Percutaneous spine endoscope-assisted surgery minimizes surgical risk because it leaves the posterior structures undamaged and bypasses the dural sac, nerve roots, and other important structures inside the canal. Endoscopic vision allows sample collection for bacterial culture and pathological analysis, and assists the thorough lavage of the foyer with abundant normal saline until a well-debrided view of the disc surfaces. Destabilizing destruction of the vertebral bodies due to infection can lead to deformity and requires dorsal internal fixation to correct kyphosis [1, 24]. Radical debridement and systemic antibiotic use effectively controlled the progression of infection-induced bony destruction. With extra instrumentation, early mobilization and reduction of kyphotic progress can be achieved. Thus, PED plus PPST proves to be advantageous for the multicomorbid patients with advanced age as it results in little trauma, less blood loss, less intra-operative spread of infection, and faster neurological and functional recovery. Under endoscopic vision, the infected focus manages to be largely extirpated and then sent for microbiological confirmation.
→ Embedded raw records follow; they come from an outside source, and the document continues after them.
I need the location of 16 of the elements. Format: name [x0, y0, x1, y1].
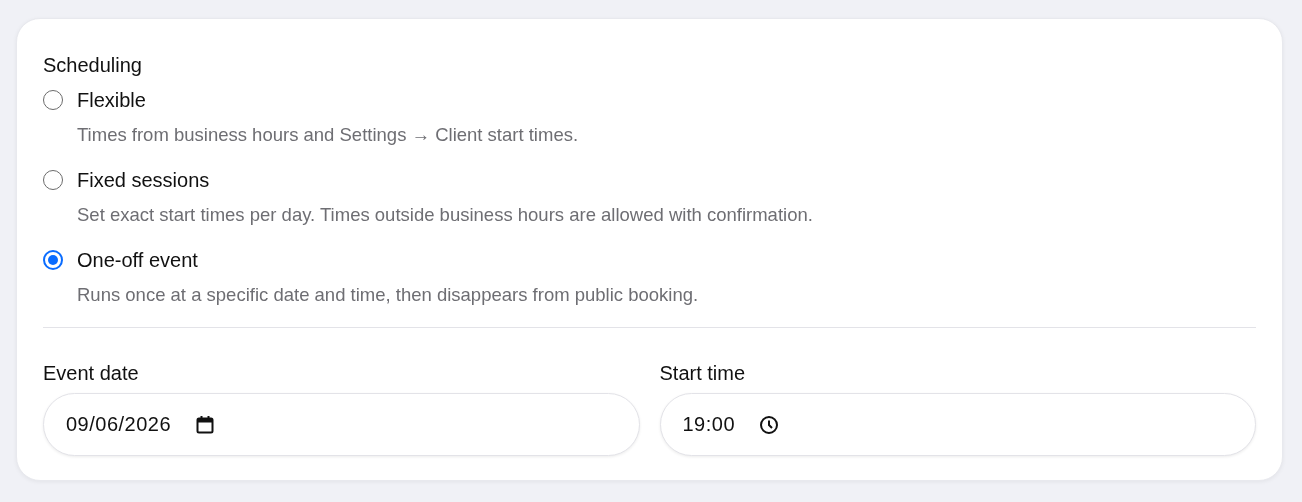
field-label: Start time	[659, 361, 747, 386]
option-label[interactable]: Flexible	[77, 87, 146, 113]
option-description: Runs once at a specific date and time, then disappears from public booking.	[77, 283, 700, 307]
clock-icon[interactable]	[759, 414, 780, 435]
date-field[interactable]: 09/06/2026	[43, 393, 640, 456]
radio-button[interactable]	[43, 250, 63, 270]
option-description: Set exact start times per day. Times outside business hours are allowed with confirmation.	[77, 203, 814, 227]
option-label[interactable]: One-off event	[77, 247, 198, 273]
option-description: Times from business hours and Settings → Client start times.	[77, 123, 580, 147]
section-heading: Scheduling	[43, 53, 143, 78]
radio-button[interactable]	[43, 170, 63, 190]
field-label: Event date	[43, 361, 140, 386]
option-label[interactable]: Fixed sessions	[77, 167, 210, 193]
time-field[interactable]: 19:00	[659, 393, 1256, 456]
calendar-icon[interactable]	[195, 414, 216, 435]
radio-button[interactable]	[43, 90, 63, 110]
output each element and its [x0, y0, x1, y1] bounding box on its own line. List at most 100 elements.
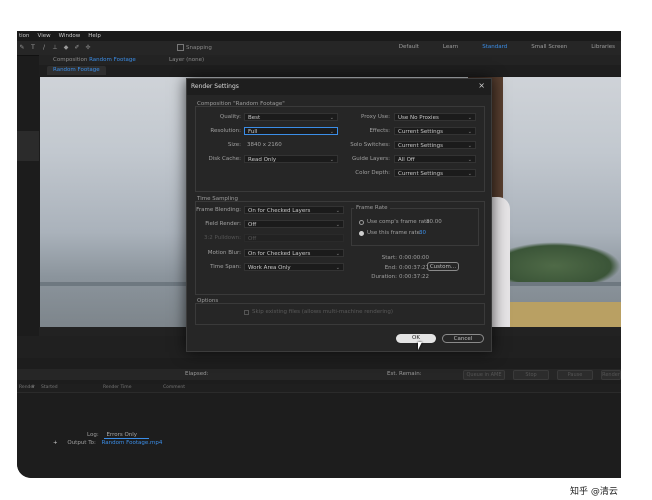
use-comp-rate-radio[interactable] [359, 220, 364, 225]
viewer-sand [510, 302, 621, 327]
frame-rate-title: Frame Rate [354, 205, 390, 211]
column-started[interactable]: Started [41, 385, 58, 390]
workspace-small-screen[interactable]: Small Screen [531, 44, 567, 50]
quality-dropdown[interactable]: Best ⌄ [244, 113, 338, 121]
log-dropdown[interactable]: Errors Only [104, 432, 150, 439]
solo-switches-label: Solo Switches: [350, 142, 390, 148]
start-value: 0:00:00:00 [399, 255, 430, 261]
custom-time-span-button[interactable]: Custom... [427, 262, 459, 271]
column-number[interactable]: # [31, 385, 35, 390]
frame-blending-label: Frame Blending: [196, 207, 241, 213]
size-label: Size: [227, 142, 241, 148]
end-label: End: [384, 265, 397, 271]
this-rate-field[interactable]: 30 [419, 230, 426, 236]
use-this-rate-label: Use this frame rate: [367, 230, 422, 236]
skip-existing-label: Skip existing files (allows multi-machin… [252, 309, 394, 315]
text-tool-icon[interactable]: T [30, 44, 36, 51]
render-button[interactable]: Render [601, 370, 621, 380]
pen-tool-icon[interactable]: ✎ [19, 44, 25, 51]
menu-item-window[interactable]: Window [59, 33, 81, 39]
menu-item-view[interactable]: View [38, 33, 51, 39]
solo-switches-value: Current Settings [398, 143, 443, 149]
layer-panel-title[interactable]: Layer (none) [169, 57, 204, 63]
proxy-use-dropdown[interactable]: Use No Proxies ⌄ [394, 113, 476, 121]
eraser-tool-icon[interactable]: ◆ [63, 44, 69, 51]
snapping-toggle[interactable]: Snapping [177, 44, 212, 51]
resolution-dropdown[interactable]: Full ⌄ [244, 127, 338, 135]
frame-blending-dropdown[interactable]: On for Checked Layers ⌄ [244, 206, 344, 214]
duration-label: Duration: [371, 274, 397, 280]
project-panel-strip [17, 131, 39, 161]
snapping-label: Snapping [186, 45, 212, 51]
disk-cache-value: Read Only [248, 157, 277, 163]
render-settings-dialog: Render Settings × Composition "Random Fo… [186, 78, 492, 352]
guide-layers-dropdown[interactable]: All Off ⌄ [394, 155, 476, 163]
pause-button[interactable]: Pause [557, 370, 593, 380]
close-icon[interactable]: × [478, 81, 485, 90]
time-span-dropdown[interactable]: Work Area Only ⌄ [244, 263, 344, 271]
dialog-title: Render Settings [191, 83, 239, 90]
motion-blur-label: Motion Blur: [207, 250, 241, 256]
color-depth-label: Color Depth: [355, 170, 390, 176]
ok-button[interactable]: OK [396, 334, 436, 343]
use-comp-rate-label: Use comp's frame rate [367, 219, 430, 225]
queue-in-ame-button[interactable]: Queue in AME [463, 370, 505, 380]
menu-item-help[interactable]: Help [88, 33, 101, 39]
quality-value: Best [248, 115, 261, 121]
workspace-libraries[interactable]: Libraries [591, 44, 615, 50]
workspace-learn[interactable]: Learn [443, 44, 458, 50]
effects-label: Effects: [369, 128, 390, 134]
add-output-icon[interactable]: + [53, 440, 58, 446]
column-comment[interactable]: Comment [163, 385, 185, 390]
use-this-rate-radio[interactable] [359, 231, 364, 236]
field-render-dropdown[interactable]: Off ⌄ [244, 220, 344, 228]
motion-blur-dropdown[interactable]: On for Checked Layers ⌄ [244, 249, 344, 257]
log-label: Log: [87, 432, 99, 438]
cancel-button[interactable]: Cancel [442, 334, 484, 343]
est-remain-label: Est. Remain: [387, 371, 422, 377]
composition-tab[interactable]: Random Footage [47, 66, 106, 75]
field-render-value: Off [248, 222, 257, 228]
resolution-label: Resolution: [210, 128, 241, 134]
effects-dropdown[interactable]: Current Settings ⌄ [394, 127, 476, 135]
puppet-tool-icon[interactable]: ✢ [85, 44, 91, 51]
stamp-tool-icon[interactable]: ⊥ [52, 44, 58, 51]
elapsed-label: Elapsed: [185, 371, 209, 377]
time-span-label: Time Span: [210, 264, 241, 270]
composition-tab-row: Random Footage [39, 65, 621, 76]
output-to-label: Output To: [67, 440, 96, 446]
pulldown-dropdown: Off [244, 234, 344, 242]
brush-tool-icon[interactable]: / [41, 44, 47, 51]
end-value: 0:00:37:21 [399, 265, 430, 271]
solo-switches-dropdown[interactable]: Current Settings ⌄ [394, 141, 476, 149]
mouse-cursor-icon [418, 342, 422, 350]
pulldown-value: Off [248, 236, 257, 242]
column-render-time[interactable]: Render Time [103, 385, 131, 390]
chevron-down-icon: ⌄ [467, 115, 472, 121]
start-label: Start: [381, 255, 397, 261]
disk-cache-dropdown[interactable]: Read Only ⌄ [244, 155, 338, 163]
chevron-down-icon: ⌄ [467, 143, 472, 149]
workspace-standard[interactable]: Standard [482, 44, 507, 50]
watermark: 知乎 @清云 [570, 487, 618, 497]
comp-rate-value: 30.00 [426, 219, 442, 225]
skip-existing-checkbox[interactable] [244, 310, 249, 315]
frame-blending-value: On for Checked Layers [248, 208, 311, 214]
output-file-link[interactable]: Random Footage.mp4 [102, 440, 163, 446]
size-value: 3840 x 2160 [247, 142, 282, 148]
workspace-default[interactable]: Default [399, 44, 419, 50]
color-depth-dropdown[interactable]: Current Settings ⌄ [394, 169, 476, 177]
pulldown-label: 3:2 Pulldown: [203, 235, 241, 241]
composition-panel-title[interactable]: Composition Random Footage [53, 57, 136, 63]
menu-item-animation[interactable]: tion [19, 33, 30, 39]
stop-button[interactable]: Stop [513, 370, 549, 380]
menu-bar: tion View Window Help [17, 31, 621, 41]
chevron-down-icon: ⌄ [335, 208, 340, 214]
proxy-use-label: Proxy Use: [361, 114, 390, 120]
render-queue-status-bar: Elapsed: Est. Remain: Queue in AME Stop … [17, 369, 621, 380]
roto-tool-icon[interactable]: ✐ [74, 44, 80, 51]
snapping-checkbox-icon[interactable] [177, 44, 184, 51]
motion-blur-value: On for Checked Layers [248, 251, 311, 257]
time-span-value: Work Area Only [248, 265, 291, 271]
effects-value: Current Settings [398, 129, 443, 135]
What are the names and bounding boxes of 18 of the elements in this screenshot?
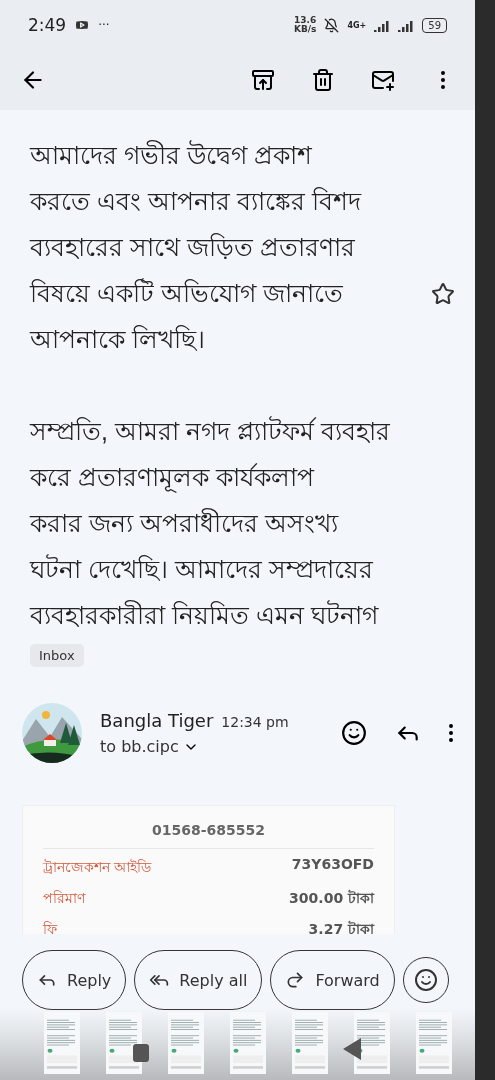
inbox-label[interactable]: Inbox [30,644,84,667]
receipt-label: পরিমাণ [43,889,85,908]
receipt-label: ট্রানজেকশন আইডি [43,858,152,877]
sender-name: Bangla Tiger [100,710,214,731]
receipt-value: 300.00 টাকা [289,889,374,908]
recipient-text: to bb.cipc [100,737,179,756]
receipt-value: 3.27 টাকা [308,920,374,934]
merchant-phone: 01568-685552 [43,816,374,849]
network-speed: 13.6 KB/s [293,16,317,34]
battery-level: 59 [422,17,447,33]
sent-time: 12:34 pm [221,714,289,730]
status-more: ··· [98,18,110,32]
receipt-label: ফি [43,920,57,934]
message-paragraph: আমাদের গভীর উদ্বেগ প্রকাশ করতে এবং আপনার ব্যাঙ্কের বিশদ ব্যবহারের সাথে জড়িত প্রতারণার বিষয়ে একটি অভিযোগ জানাতে আপনাকে লিখছি। [30,139,361,355]
message-paragraph: সম্প্রতি, আমরা নগদ প্ল্যাটফর্ম ব্যবহার করে প্রতারণামূলক কার্যকলাপ করার জন্য অপরাধীদের অসংখ্য ঘটনা দেখেছি। আমাদের সম্প্রদায়ের ব্যবহারকারীরা নিয়মিত এমন ঘটনাগ [30,415,391,631]
network-type: 4G+ [347,20,367,30]
status-time: 2:49 [28,15,67,35]
receipt-value: 73Y63OFD [291,856,374,874]
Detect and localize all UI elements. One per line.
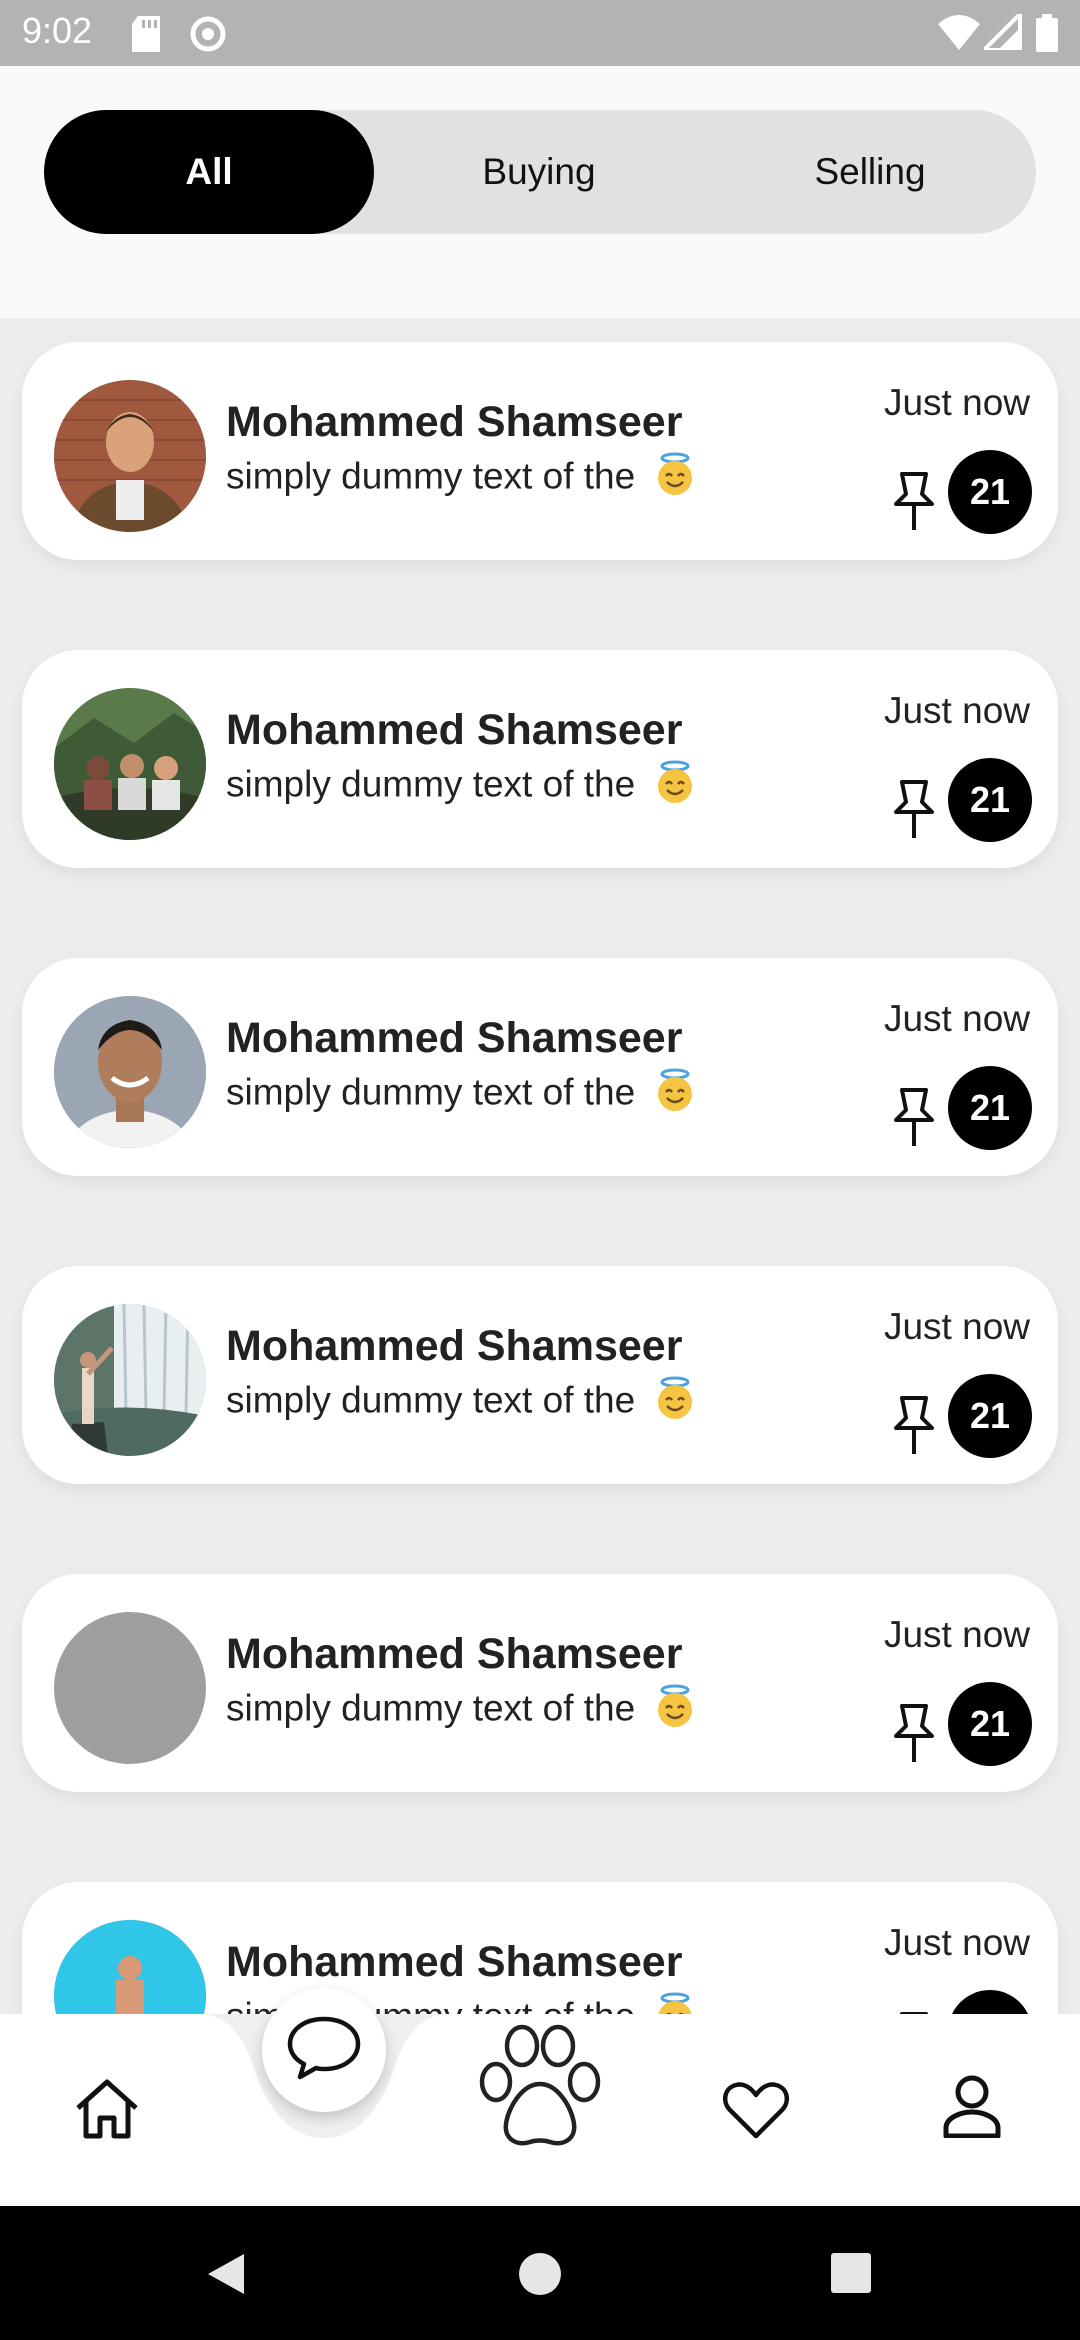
paw-icon[interactable] <box>474 2024 606 2157</box>
profile-icon[interactable] <box>942 2074 1002 2143</box>
sync-icon <box>188 14 228 59</box>
conversation-item[interactable]: Mohammed Shamseer simply dummy text of t… <box>22 1266 1058 1484</box>
filter-tabs: All Buying Selling <box>44 110 1036 234</box>
heart-icon[interactable] <box>722 2080 790 2145</box>
smiling-face-with-halo-icon <box>653 1068 697 1121</box>
unread-count-badge: 21 <box>948 1374 1032 1458</box>
avatar <box>54 996 206 1148</box>
unread-count-badge: 21 <box>948 1990 1032 2014</box>
conversation-item[interactable]: Mohammed Shamseer simply dummy text of t… <box>22 342 1058 560</box>
message-preview: simply dummy text of the <box>226 1684 697 1737</box>
conversation-item[interactable]: Mohammed Shamseer simply dummy text of t… <box>22 958 1058 1176</box>
bottom-navigation <box>0 1988 1080 2206</box>
wifi-icon <box>938 14 980 55</box>
back-icon[interactable] <box>204 2252 246 2301</box>
tab-selling[interactable]: Selling <box>704 110 1036 234</box>
smiling-face-with-halo-icon <box>653 760 697 813</box>
message-time: Just now <box>883 998 1030 1039</box>
contact-name: Mohammed Shamseer <box>226 398 683 446</box>
battery-icon <box>1036 14 1058 57</box>
contact-name: Mohammed Shamseer <box>226 1322 683 1370</box>
status-time: 9:02 <box>22 10 93 51</box>
sd-card-icon <box>130 16 162 57</box>
contact-name: Mohammed Shamseer <box>226 1014 683 1062</box>
message-preview: simply dummy text of the <box>226 1068 697 1121</box>
chat-tab-button[interactable] <box>262 1988 386 2112</box>
conversation-item[interactable]: Mohammed Shamseer simply dummy text of t… <box>22 1882 1058 2014</box>
chat-bubble-icon <box>286 2015 362 2086</box>
contact-name: Mohammed Shamseer <box>226 1630 683 1678</box>
message-preview: simply dummy text of the <box>226 760 697 813</box>
message-time: Just now <box>883 1922 1030 1963</box>
unread-count-badge: 21 <box>948 450 1032 534</box>
home-icon[interactable] <box>74 2078 140 2145</box>
message-preview: simply dummy text of the <box>226 452 697 505</box>
tab-all[interactable]: All <box>44 110 374 234</box>
pin-icon[interactable] <box>890 1702 938 1769</box>
contact-name: Mohammed Shamseer <box>226 1938 683 1986</box>
pin-icon[interactable] <box>890 1394 938 1461</box>
conversation-list: Mohammed Shamseer simply dummy text of t… <box>0 318 1080 2014</box>
smiling-face-with-halo-icon <box>653 1376 697 1429</box>
message-time: Just now <box>883 1306 1030 1347</box>
status-bar: 9:02 <box>0 0 1080 66</box>
conversation-item[interactable]: Mohammed Shamseer simply dummy text of t… <box>22 1574 1058 1792</box>
avatar <box>54 380 206 532</box>
signal-icon <box>979 9 1022 55</box>
contact-name: Mohammed Shamseer <box>226 706 683 754</box>
unread-count-badge: 21 <box>948 1066 1032 1150</box>
avatar <box>54 1920 206 2014</box>
pin-icon[interactable] <box>890 1086 938 1153</box>
smiling-face-with-halo-icon <box>653 1684 697 1737</box>
pin-icon[interactable] <box>890 470 938 537</box>
message-preview: simply dummy text of the <box>226 1376 697 1429</box>
unread-count-badge: 21 <box>948 758 1032 842</box>
home-circle-icon[interactable] <box>518 2252 562 2301</box>
pin-icon[interactable] <box>890 778 938 845</box>
message-time: Just now <box>883 382 1030 423</box>
system-navigation-bar <box>0 2206 1080 2340</box>
smiling-face-with-halo-icon <box>653 1992 697 2014</box>
avatar <box>54 688 206 840</box>
avatar <box>54 1304 206 1456</box>
conversation-item[interactable]: Mohammed Shamseer simply dummy text of t… <box>22 650 1058 868</box>
message-time: Just now <box>883 690 1030 731</box>
smiling-face-with-halo-icon <box>653 452 697 505</box>
tab-buying[interactable]: Buying <box>374 110 704 234</box>
avatar <box>54 1612 206 1764</box>
unread-count-badge: 21 <box>948 1682 1032 1766</box>
header: All Buying Selling <box>0 66 1080 318</box>
message-time: Just now <box>883 1614 1030 1655</box>
recents-square-icon[interactable] <box>830 2252 872 2299</box>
The instrumentation enhances vertebral stability and rapidly reduces back pain and helps achieve early mobilization, shorter hospital stay, and rapid fusion with meeting patient satisfaction for aesthetic demands through small wound and deformity prevention.

Conclusion

PED combined with PPST for lumbar pyogenic spondylodiscitis provides effective decompression, clearance, and drainage of the affected disc space as well as ameliorates lumbar stability. Furthermore, important intraspinal structures are avoided, and a high rate of identifying the causative pathogen can be achieved. We believe that it offers a valid option in addressing intervertebral space infection, as it is minimally invasive, shortens hospital stay, and avoids prolonged bed rest with an optimistic therapeutic outcome. However, its efficacy needs to be further tested due to the lack of control group and abundant samples in our study.